- Born: Leonard John Fraser 27 June 1951 Ingham, Queensland, Australia
- Died: 1 January 2007 (aged 55) Princess Alexandra Hospital in Woolloongabba, Queensland, Australia
- Other name: The Rockhampton Rapist
- Criminal penalty: 5 × life imprisonment + 25 years

Details
- Victims: 4–7+
- Span of crimes: 28 December 1998 – 22 April 1999
- Country: Australia
- State: Queensland
- Date apprehended: 1999

= Leonard Fraser =

Australian serial killer and rapist

Leonard John Fraser (27 June 1951 – 1 January 2007), also known as The Rockhampton Rapist, was an Australian convicted serial killer and rapist.

== Biography ==
Fraser was born in Ingham, Queensland in 1951 and moved to Sydney in 1957. He left school in the 1960s and had an extensive criminal record dating back to 1966, when aged 15, he was sentenced to 12 months in a boys home for stealing. He would spend the following years in and out of jail for theft and various other crimes.

== Crimes ==
Before a life sentence on 7 September 2000 for the abduction, rape and murder of a 9-year-old girl, Keyra Steinhardt, in Rockhampton, Queensland, Leonard Fraser had spent almost 20 of the preceding 22 years behind bars for the rape of women. He even raped a terminally ill cancer patient with whom he had been living with in early 1997. He was subsequently charged with four murders. Police found many trophies of his victims in his flat; these included ponytails from three different women which could not be traced to any of his known victims.

Fraser originally confessed to five murders in an apparent deal with police to avoid general population in prison, but one of those victims was 14-year-old Natasha Ryan, who was found to be alive and living secretly with her boyfriend in a nearby town after being listed as a missing person for five years. Although there was an obvious inconsistency with his confessions, his defence did not file for a mistrial. Nor did his defence object to the prosecution using the same confession made in custody, which included the Ryan confession, for three other victims whose remains were found. The Ryan 'murder' was also based on testimony from a fellow prisoner who alleged that Fraser drew detailed maps showing where Ms. Ryan's remains could be located. The judge in the case, Justice Brian Ambrose, heavily criticised the media for commenting on the value of confessions to crimes made to police under duress or to other prisoners while in custody, which might have affected the trial.

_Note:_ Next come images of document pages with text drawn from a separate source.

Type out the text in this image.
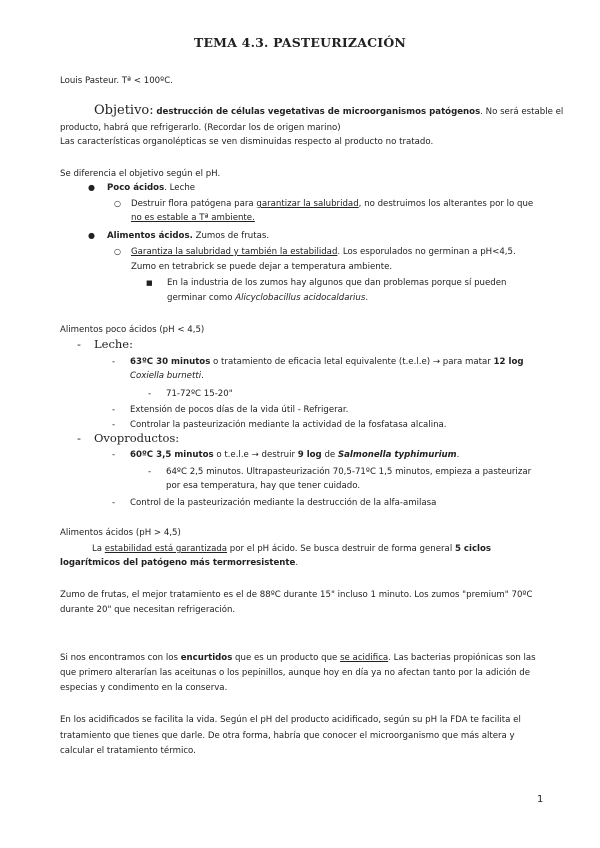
TEMA 4.3. PASTEURIZACIÓN
Louis Pasteur. Tª < 100ºC.
Objetivo: destrucción de células vegetativas de microorganismos patógenos. No será estable el
producto, habrá que refrigerarlo. (Recordar los de origen marino)
Las características organolépticas se ven disminuidas respecto al producto no tratado.
Se diferencia el objetivo según el pH.
● Poco ácidos. Leche
○ Destruir flora patógena para garantizar la salubridad, no destruimos los alterantes por lo que
no es estable a Tª ambiente.
● Alimentos ácidos. Zumos de frutas.
○ Garantiza la salubridad y también la estabilidad. Los esporulados no germinan a pH<4,5.
Zumo en tetrabrick se puede dejar a temperatura ambiente.
■ En la industria de los zumos hay algunos que dan problemas porque sí pueden
germinar como Alicyclobacillus acidocaldarius.
Alimentos poco ácidos (pH < 4,5)
- Leche:
- 63ºC 30 minutos o tratamiento de eficacia letal equivalente (t.e.l.e) → para matar 12 log
Coxiella burnetti.
- 71-72ºC 15-20"
- Extensión de pocos días de la vida útil - Refrigerar.
- Controlar la pasteurización mediante la actividad de la fosfatasa alcalina.
- Ovoproductos:
- 60ºC 3,5 minutos o t.e.l.e → destruir 9 log de Salmonella typhimurium.
- 64ºC 2,5 minutos. Ultrapasteurización 70,5-71ºC 1,5 minutos, empieza a pasteurizar
por esa temperatura, hay que tener cuidado.
- Control de la pasteurización mediante la destrucción de la alfa-amilasa
Alimentos ácidos (pH > 4,5)
La estabilidad está garantizada por el pH ácido. Se busca destruir de forma general 5 ciclos
logarítmicos del patógeno más termorresistente.
Zumo de frutas, el mejor tratamiento es el de 88ºC durante 15" incluso 1 minuto. Los zumos "premium" 70ºC
durante 20" que necesitan refrigeración.
Si nos encontramos con los encurtidos que es un producto que se acidifica. Las bacterias propiónicas son las
que primero alterarían las aceitunas o los pepinillos, aunque hoy en día ya no afectan tanto por la adición de
especias y condimento en la conserva.
En los acidificados se facilita la vida. Según el pH del producto acidificado, según su pH la FDA te facilita el
tratamiento que tienes que darle. De otra forma, habría que conocer el microorganismo que más altera y
calcular el tratamiento térmico.
1
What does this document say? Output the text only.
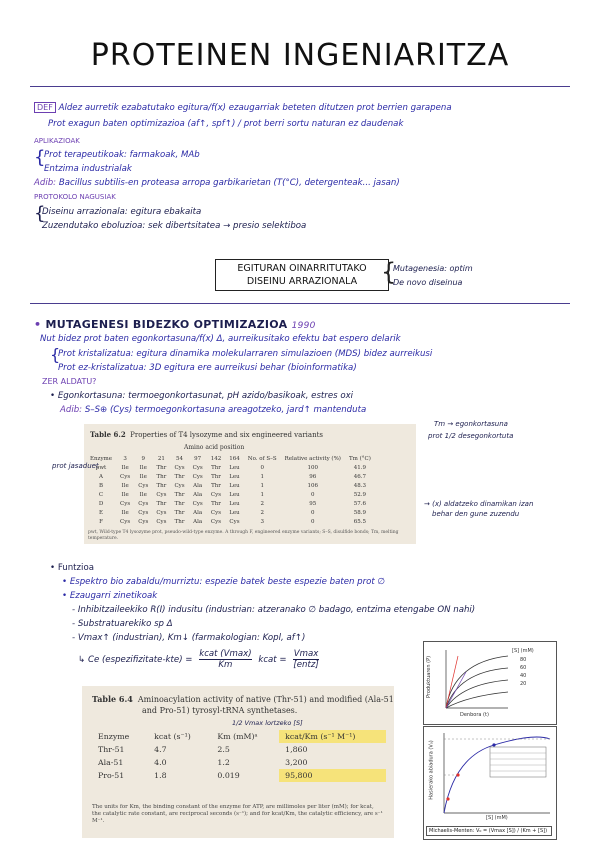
PROTEINEN INGENIARITZA
DEF Aldez aurretik ezabatutako egitura/f(x) ezaugarriak beteten ditutzen prot berrien garapena
Prot exagun baten optimizazioa (af↑, spf↑) / prot berri sortu naturan ez daudenak
APLIKAZIOAK
{
Prot terapeutikoak: farmakoak, MAb
Entzima industrialak
Adib: Bacillus subtilis-en proteasa arropa garbikarietan (T(°C), detergenteak... jasan)
PROTOKOLO NAGUSIAK
{
Diseinu arrazionala: egitura ebakaita
Zuzendutako eboluzioa: sek dibertsitatea → presio selektiboa
EGITURAN OINARRITUTAKO
DISEINU ARRAZIONALA {
Mutagenesia: optim
De novo diseinua
• MUTAGENESI BIDEZKO OPTIMIZAZIOA 1990
Nut bidez prot baten egonkortasuna/f(x) Δ, aurreikusitako efektu bat espero delarik
{
Prot kristalizatua: egitura dinamika molekularraren simulazioen (MDS) bidez aurreikusi
Prot ez-kristalizatua: 3D egitura ere aurreikusi behar (bioinformatika)
ZER ALDATU?
• Egonkortasuna: termoegonkortasunat, pH azido/basikoak, estres oxi
Adib: S–S⊕ (Cys) termoegonkortasuna areagotzeko, jard↑ mantenduta
Tm → egonkortasuna
prot 1/2 desegonkortuta
Table 6.2 Properties of T4 lysozyme and six engineered variants
Amino acid position
Enzyme	3	9	21	54	97	142	164	No. of S–S	Relative activity (%)	Tm (°C)
pwt	Ile	Ile	Thr	Cys	Cys	Thr	Leu	0	100	41.9
A	Cys	Ile	Thr	Thr	Cys	Thr	Leu	1	96	46.7
B	Ile	Cys	Thr	Cys	Ala	Thr	Leu	1	106	48.3
C	Ile	Ile	Cys	Thr	Ala	Cys	Leu	1	0	52.9
D	Cys	Cys	Thr	Thr	Cys	Thr	Leu	2	95	57.6
E	Ile	Cys	Cys	Thr	Ala	Cys	Leu	2	0	58.9
F	Cys	Cys	Cys	Thr	Ala	Cys	Cys	3	0	65.5
pwt, Wild-type T4 lysozyme prot, pseudo-wild-type enzyme. A through F, engineered enzyme variants; S–S, disulfide bonds; Tm, melting temperature.
prot jasaduet
→ (x) aldatzeko dinamikan izan
behar den gune zuzendu
• Funtzioa
• Espektro bio zabaldu/murriztu: espezie batek beste espezie baten prot ∅
• Ezaugarri zinetikoak
- Inhibitzaileekiko R(I) indusitu (industrian: atzeranako ∅ badago, entzima etengabe ON nahi)
- Substratuarekiko sp Δ
- Vmax↑ (industrian), Km↓ (farmakologian: Kopl, af↑)
↳ Ce (espezifizitate-kte) =
kcat (Vmax)
Km	kcat =
Vmax
[entz]
Table 6.4 Aminoacylation activity of native (Thr-51) and modified (Ala-51
and Pro-51) tyrosyl-tRNA synthetases.
1/2 Vmax lortzeko [S]
Enzyme	kcat (s⁻¹)	Km (mM)ᵃ	kcat/Km (s⁻¹ M⁻¹)
Thr-51	4.7	2.5	1,860
Ala-51	4.0	1.2	3,200
Pro-51	1.8	0.019	95,800
The units for Km, the binding constant of the enzyme for ATP, are millimoles per liter (mM); for kcat, the catalytic rate constant, are reciprocal seconds (s⁻¹); and for kcat/Km, the catalytic efficiency, are s⁻¹ M⁻¹.
[S] (mM)
80
60
40
20
Denbora (t)
Produktuaren (P)
[S] (mM)
Hasierako abiadura (V₀)
Michaelis-Menten: V₀ = (Vmax [S]) / (Km + [S])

In June 2003, Fraser was sentenced to three indefinite prison terms for the murders of Beverley Leggo and Sylvia Benedetti, and the manslaughter of Julie Turner in the Rockhampton area in 1998 and 1999. At his trial, the judge described him as a sexual predator who was a danger to the community and his fellow inmates.

== Death ==
Fraser was being held at the Wolston Correctional Centre and, after complaining of chest pains, he was taken to a secure section of the Princess Alexandra Hospital in Woolloongabba, on 26 December 2006, where he died of a heart attack on 1 January 2007.

== Media ==
Fraser's murders are the focus of the Crime Investigation Australia series 2 episode "The Predator: Leonard John Fraser" and Crime Stories episode "Leonard Fraser: the Rockhampton Rapist".